Human pluripotent stem cell derived models that accurately recapitulate neural development in vitro and allow for the generation of specific neuronal subtypes are of major interest to the stem cell and biomedical community. Notch signaling, particularly through the Notch effector HES5, is a major pathway critical for the onset and maintenance of neural progenitor cells (NPCs) in the embryonic and adult nervous system1-3. Use of a HES5 reporter enables the isolation distinct populations of human embryonic stem (ES) cell derived NPCs that represent building blocks of cortical development in vitro4. Here, we report the transcriptional and epigenomic analysis of six consecutive stages of human ES cell differentiation along the neural lineage aimed at modeling key cell fate decisions including specification, expansion and patterning during the ontogeny of neural stem and progenitor cells.
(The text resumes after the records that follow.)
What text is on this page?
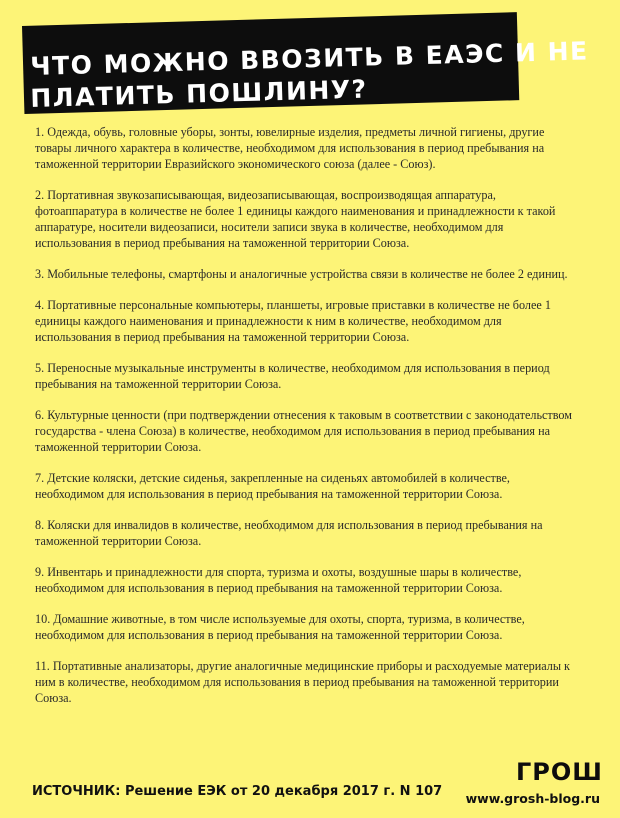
ЧТО МОЖНО ВВОЗИТЬ В ЕАЭС И НЕ
ПЛАТИТЬ ПОШЛИНУ?

1. Одежда, обувь, головные уборы, зонты, ювелирные изделия, предметы личной гигиены, другие товары личного характера в количестве, необходимом для использования в период пребывания на таможенной территории Евразийского экономического союза (далее - Союз).

2. Портативная звукозаписывающая, видеозаписывающая, воспроизводящая аппаратура, фотоаппаратура в количестве не более 1 единицы каждого наименования и принадлежности к такой аппаратуре, носители видеозаписи, носители записи звука в количестве, необходимом для использования в период пребывания на таможенной территории Союза.

3. Мобильные телефоны, смартфоны и аналогичные устройства связи в количестве не более 2 единиц.

4. Портативные персональные компьютеры, планшеты, игровые приставки в количестве не более 1 единицы каждого наименования и принадлежности к ним в количестве, необходимом для использования в период пребывания на таможенной территории Союза.

5. Переносные музыкальные инструменты в количестве, необходимом для использования в период пребывания на таможенной территории Союза.

6. Культурные ценности (при подтверждении отнесения к таковым в соответствии с законодательством государства - члена Союза) в количестве, необходимом для использования в период пребывания на таможенной территории Союза.

7. Детские коляски, детские сиденья, закрепленные на сиденьях автомобилей в количестве, необходимом для использования в период пребывания на таможенной территории Союза.

8. Коляски для инвалидов в количестве, необходимом для использования в период пребывания на таможенной территории Союза.

9. Инвентарь и принадлежности для спорта, туризма и охоты, воздушные шары в количестве, необходимом для использования в период пребывания на таможенной территории Союза.

10. Домашние животные, в том числе используемые для охоты, спорта, туризма, в количестве, необходимом для использования в период пребывания на таможенной территории Союза.

11. Портативные анализаторы, другие аналогичные медицинские приборы и расходуемые материалы к ним в количестве, необходимом для использования в период пребывания на таможенной территории Союза.

ИСТОЧНИК: Решение ЕЭК от 20 декабря 2017 г. N 107
ГРОШ
www.grosh-blog.ru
In order to dissect the regulatory mechanisms that orchestrate the stage-specific differentiation process we developed a computational framework to infer key regulators of each cell state transition based on the progressive remodeling of the epigenetic landscape and then validated these through a pooled shRNA screen. We were also able to refine our previous observations on epigenetic priming at transcription factor binding sites and show here that they are mediated by combinations of core and stage-specific factors. Taken together, we demonstrate the utility of our reference maps and outline a general framework, not limited to the context of the neural lineage, to dissect regulatory circuits of differentiation.

能够在体外精准复刻神经发育过程、并可诱导生成特定神经元亚型的人类多能干细胞（human pluripotent stem cell）衍生模型，一直备受干细胞与生物医学领域的广泛关注。Notch信号通路（Notch signaling），尤其是通过其效应分子HES5，是调控胚胎及成年神经系统中神经祖细胞（neural progenitor cells, NPCs）起始与维持的关键通路1-3。借助HES5报告基因系统，可分离得到不同群体的人类胚胎干细胞（human embryonic stem cell, ES细胞）衍生的神经祖细胞，这类细胞可作为体外模拟皮层发育的基本构建单元4。本研究对人类ES细胞沿神经谱系分化的六个连续阶段开展了转录组与表观基因组（epigenomic）分析，旨在模拟神经干细胞与神经祖细胞个体发育过程中关键的细胞命运决定事件，包括特化、扩增与模式化。为解析调控该阶段特异性分化过程的核心机制，本研究基于表观基因组的动态重塑，开发了一套计算框架以推断每个细胞状态转换过程中的关键调控因子，并通过混合shRNA筛选对这些调控因子进行了验证。本研究还优化了此前关于转录因子结合位点表观遗传预激活（epigenetic priming）的研究结果，并证实这类预激活过程由核心因子与阶段特异性因子共同介导。综上，本研究验证了所构建参考图谱的应用价值，并提出了一套不限于神经谱系的通用分析框架，用于解析分化过程中的调控环路。